Last week, the Productivity Commission released a supplementary paper that acknowledged some of the analysis provided in the submissions on SMSF returns and expenses. You can access the paper here.
At a recent SISFA event, Assistant Treasurer Stuart Robert referred to findings in the Productivity Commission’s draft report in May that “SMSFs with smaller balance were underperforming large APRA funds in terms of net investment returns”.
“Last week, the commission released a supplementary paper that responds to feedback on the draft report and paints a more positive picture of SMSF performance,” said Mr Robert.
However, he stated that the revised analysis “still finds that scale is very important in determining net returns for the average SMSF”.
He also made it clear that the government would be progressing with its plans for increasing the maximum number of SMSF members to six.
“This change is widely supported. It provides greater flexibility for joint management of retirement savings, in particular for larger families. And most importantly, it provides an avenue for growth,” he said.



Assuming no one is going to force someone to wind up their existing SMSF against their will we are only talking about new SMSF’s being subject to some minimum amount of funds invested.

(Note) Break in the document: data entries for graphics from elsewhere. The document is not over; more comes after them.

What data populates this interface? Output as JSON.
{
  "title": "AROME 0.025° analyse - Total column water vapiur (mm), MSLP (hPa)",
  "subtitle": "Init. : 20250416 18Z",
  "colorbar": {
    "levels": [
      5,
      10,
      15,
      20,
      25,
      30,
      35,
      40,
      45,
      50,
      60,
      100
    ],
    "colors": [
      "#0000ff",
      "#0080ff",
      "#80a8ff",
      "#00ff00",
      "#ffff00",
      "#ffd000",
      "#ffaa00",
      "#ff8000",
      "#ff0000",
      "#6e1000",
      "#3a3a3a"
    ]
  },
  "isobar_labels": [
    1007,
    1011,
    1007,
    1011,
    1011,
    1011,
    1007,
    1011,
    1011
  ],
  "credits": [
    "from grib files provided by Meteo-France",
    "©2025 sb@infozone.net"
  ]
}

A new SMSF can’t really be established without an SoA from a planner. If there is an SoA that agrees the SMSF is appropriate then regardless of whatever the minimum balance might be the trustees have made an informed decision as to what to do with their money.

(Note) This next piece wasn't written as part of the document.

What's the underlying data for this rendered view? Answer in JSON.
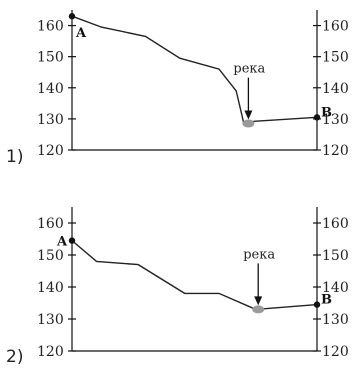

The advice provided should reasonably take into account all of the unique circumstances of the individuals involved. Why does it need an added layer of some straight jacket legislation that can’t possibly take into account all circumstances for all potential people?
More appropriately ASIC or someone could provide a list of concerning issues to take into account when providing advance as to SMSF establishment. That list could include basic concerns such as long term adequate returns to exceed CPI net of operating costs.
Return is not the sole determinant of SMSF appropriateness. For some there are issues as to ethical investment, control of funds, personal timelines and potential transfer in specie of assets out on retirement. These are a small group but they exist and do so for their own good purposes.
The change as to SMSF member numbers is widely supported by who?
Is there anyone with an SMSF who actually wants to increase the number of potential members beyond 4?
If so, are there any material number or isolated examples for their own reasons?
Are these larger number SMSF’s designed for a complying sole purpose test or are they simply a de facto family trust?